Herr Klein, Sie haben nicht nur mit Ihrer Bemerkung zum Soli, sondern auch mit vielen anderen Bemerkungen recht. In einem Punkt aber haben Sie nicht recht, und das möchte ich in dieser Debatte – wir verstehen uns ja gut – einmal klarstellen. Die FDP sagt ja immer: Wir brauchen das Punktesystem von Kanada. – Ja, dieses System hat Transparenz, und diese Transparenz brauchen wir, obwohl ich glaube, dass die Verfahren in Deutschland zu lange dauern. Es kann nicht sein, dass es acht bis neun Monate dauert, bis jemand ein Visum bekommt. Aber die Kanadier sind jetzt auf unser System umgeschwenkt. Seit einigen Monaten muss man dort nämlich nachweisen, dass man wirklich einen Arbeitsplatz hat. Genau das wollen wir auch. Deswegen unterstützen wir den Bundesinnenminister dabei, dieses System einzuführen. Ja, wir brauchen ein Fachkräftesystem. Ja, wir brauchen es, abgegrenzt vom Asylsystem, damit die Menschen auf diesem Globus wissen, unter welchen Bedingungen sie legal nach Deutschland kommen können und unter welchen nicht. Genau das gehen wir jetzt an.

(Beifall bei der CDU/CSU)

Wir haben auch das Thema Energie; darüber wurde eben ausgiebig gesprochen. Beim Thema Energie wollen wir vorankommen.

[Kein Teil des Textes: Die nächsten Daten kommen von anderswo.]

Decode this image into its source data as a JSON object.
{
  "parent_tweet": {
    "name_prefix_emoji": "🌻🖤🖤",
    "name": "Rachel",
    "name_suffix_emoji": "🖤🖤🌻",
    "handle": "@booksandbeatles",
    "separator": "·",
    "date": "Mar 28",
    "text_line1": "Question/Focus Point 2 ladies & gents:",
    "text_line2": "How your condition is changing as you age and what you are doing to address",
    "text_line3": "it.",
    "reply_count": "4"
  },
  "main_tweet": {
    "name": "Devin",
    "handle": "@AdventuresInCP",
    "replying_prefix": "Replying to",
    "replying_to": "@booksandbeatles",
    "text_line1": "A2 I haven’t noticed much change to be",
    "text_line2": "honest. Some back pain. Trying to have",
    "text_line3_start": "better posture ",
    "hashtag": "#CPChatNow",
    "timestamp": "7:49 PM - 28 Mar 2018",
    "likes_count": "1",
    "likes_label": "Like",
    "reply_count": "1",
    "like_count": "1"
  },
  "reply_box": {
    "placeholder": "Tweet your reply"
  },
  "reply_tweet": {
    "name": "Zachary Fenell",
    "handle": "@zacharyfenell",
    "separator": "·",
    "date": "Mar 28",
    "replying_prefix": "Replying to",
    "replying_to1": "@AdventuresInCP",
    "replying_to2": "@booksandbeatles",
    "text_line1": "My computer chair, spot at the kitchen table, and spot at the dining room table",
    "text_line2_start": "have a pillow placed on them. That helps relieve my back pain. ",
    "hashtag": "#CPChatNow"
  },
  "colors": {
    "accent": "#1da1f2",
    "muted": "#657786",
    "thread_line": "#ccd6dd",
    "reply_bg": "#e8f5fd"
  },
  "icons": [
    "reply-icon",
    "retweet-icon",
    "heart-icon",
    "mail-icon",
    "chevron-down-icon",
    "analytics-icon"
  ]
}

(Katharina Dröge [BÜNDNIS 90/DIE GRÜNEN]: Aber Sie kommen nicht voran! Und in welche Richtung?)

– Ich kann Ihnen sagen, wo wir konkret vorankommen wollen. – Aber wir wollen dafür die Akzeptanz in der Bevölkerung. Wir möchten eine glasklare Synchronisierung des Ausbaus der erneuerbaren Energien mit dem Netz.

(Beifall bei Abgeordneten der CDU/CSU – Katharina Dröge [BÜNDNIS 90/DIE GRÜNEN]: Dann bauen Sie mal die Netze aus!)

1,6 bis 1,7 Milliarden Euro für Redispatch-Netzeinspeisemanagement usw. sind zu viel.

(Oliver Krischer [BÜNDNIS 90/DIE GRÜNEN]: Wer regiert denn seit Jahren?)

Natürlich gibt es Systemkosten. Aber diesen Schritt gehen wir. Da unterstütze ich ausdrücklich Joachim Pfeiffer.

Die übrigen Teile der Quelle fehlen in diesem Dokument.